No recurso, a Câmara entendeu que há ocorrência de concorrência desleal porque Andorinha e Garcia são submetidas a regras diferentes.
Enquanto a Garcia, sujeita à ANTT (Agência Nacional de Transportes Terrestres) tem liberdade tarifária e os custos da viagem são inseridos em uma linha maior, a Andorinha opera o trecho apenas na linha e é reguçada pela Artesp, que não dá liberdade tarifária.
AO OPERAR DUAS LINHAS INTERESTADUAIS COM O INTUITO DE ESQUIVAR-SE DOS PREÇOS IMPOSTOS PELA ARTESP À LINHA INTERMUNICIPAL, A RÉ DESAFIA O RACIONAL REGULATÓRIO EM DETRIMENTO DOS CONSUMIDORES E, CONCORRENDO DESLEALMENTE, DESVIA CLIENTELA DA AUTORA. PRECEDENTE DO STJ (RESP1.250.897, MAURO CAMPBELL MARQUES).OBRIGAÇÃO DE OBSERVÂNCIA PELA RÉ, CONSEQUENTEMENTE, DO PREÇO MÍNIMO TABELADO PELA ARTESP PARA A VENDA DE PASSAGENS QUE TENHAM COMO DESTINO INICIAL PRESIDENTE PRUDENTE E FINAL SÃO PAULO (E VICE-VERSA), SOB PENA DE MULTA DIÁRIA. DECISÃO AGRAVADA REFORMADA. AGRAVO DE INSTRUMENTO PROVIDO, COM DETERMINAÇÃO. ART. 1007 CPC – EVENTUAL RECURSO – SE AO STJ – diz o trecho da intimação de acórdão publicada na edição desta segunda-feira, 23 de novembro de 2020.

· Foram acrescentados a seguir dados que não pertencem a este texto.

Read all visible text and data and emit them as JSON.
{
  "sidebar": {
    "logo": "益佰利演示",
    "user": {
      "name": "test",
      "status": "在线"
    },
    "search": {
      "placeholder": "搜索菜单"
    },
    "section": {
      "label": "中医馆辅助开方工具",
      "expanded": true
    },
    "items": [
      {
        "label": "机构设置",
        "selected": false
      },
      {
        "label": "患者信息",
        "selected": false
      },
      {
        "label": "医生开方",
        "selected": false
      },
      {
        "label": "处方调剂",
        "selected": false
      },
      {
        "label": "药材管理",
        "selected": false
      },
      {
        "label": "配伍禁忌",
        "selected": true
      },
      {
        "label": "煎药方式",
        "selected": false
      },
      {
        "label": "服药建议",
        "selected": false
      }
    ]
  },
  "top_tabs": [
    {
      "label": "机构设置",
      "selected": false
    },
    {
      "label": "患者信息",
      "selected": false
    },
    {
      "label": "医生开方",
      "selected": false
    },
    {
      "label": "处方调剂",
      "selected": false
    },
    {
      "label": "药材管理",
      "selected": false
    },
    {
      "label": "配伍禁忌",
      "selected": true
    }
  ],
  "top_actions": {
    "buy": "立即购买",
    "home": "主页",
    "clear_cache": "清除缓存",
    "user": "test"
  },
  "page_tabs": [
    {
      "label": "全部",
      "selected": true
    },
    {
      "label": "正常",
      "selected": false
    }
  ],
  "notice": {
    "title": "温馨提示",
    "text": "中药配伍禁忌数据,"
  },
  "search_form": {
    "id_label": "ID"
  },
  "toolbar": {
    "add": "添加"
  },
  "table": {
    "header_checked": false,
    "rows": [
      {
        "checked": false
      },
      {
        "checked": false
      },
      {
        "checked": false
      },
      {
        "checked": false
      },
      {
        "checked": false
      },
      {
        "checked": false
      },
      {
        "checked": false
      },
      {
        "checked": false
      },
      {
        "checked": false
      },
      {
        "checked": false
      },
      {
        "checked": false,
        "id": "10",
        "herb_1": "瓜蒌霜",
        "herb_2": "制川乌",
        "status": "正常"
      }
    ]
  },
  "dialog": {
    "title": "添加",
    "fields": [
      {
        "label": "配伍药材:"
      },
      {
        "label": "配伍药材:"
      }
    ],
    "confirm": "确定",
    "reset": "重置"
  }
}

Pelo voto do desembargados Azuma Nishi, a multa sugerida é de 5% do faturamento bruto da Garcia.
Diante do exposto, por entender que incide na espécie hipótese de infração à ordem econômica pela agravada, proponho à imposição de multa à ela no montante equivalente à 5% do valor de seu faturamento bruto (art. 37 , inciso I5 da Lei 12.529/2011) limitado ao montante suficiente para igualar a referência do preço mínimo estabelecido pela ARTESP, ou seja, no valor de R$ 69,42 e R$ 138,86 , por passagem, para o serviço leito e para o serviço leito cama, respectivamente, o que se faz com base no artigo 45, inciso III6 da Lei 12.529/2011 (baseado na vantagem auferida pelo infrator).
Cabe recurso ainda da Garcia contra o acórdão da justiça paulista.
O Diário do Transporte entrou em contato por e-mail com a assessoria de comunicação da Viação Garcia que na terça-feira, 24 de novembro de 2020, diz que deve ter liberdade tarifária porque é gerenciada pela ANTT e que o impedimento dos preços diferenciados prejudica os passageiros.
A Garcia sustenta também que a sentença da 1ª Câmara Reservada de Direito Empresarial do Tribunal de Justiça de São Paulo está suspensa para a apreciação do recurso e manifestação da ANTT.
A Viação Garcia recorreu da decisão da justiça de São Paulo sobre a obrigatoriedade da utilização de tarifa arbitrada pela ARTESP para a linha interestadual Presidente Prudente (SP) – Porecatu (PR) e Porecatu (PR) – São Paulo (SP). O recurso sustenta que o serviço de transporte operado pela empresa é interestadual e autorizado pela ANTT, possuindo liberdade tarifária para determinação do valor de acordo com o itinerário, frequência e concorrência de mercados. O recurso destaca ainda os prejuízos que a decisão causará aos usuários, elevando a mais de 100% o valor da tarifa. A sentença encontra-se suspensa aguardando decisão do recurso interposto sobre a necessária intervenção da ANTT no processo.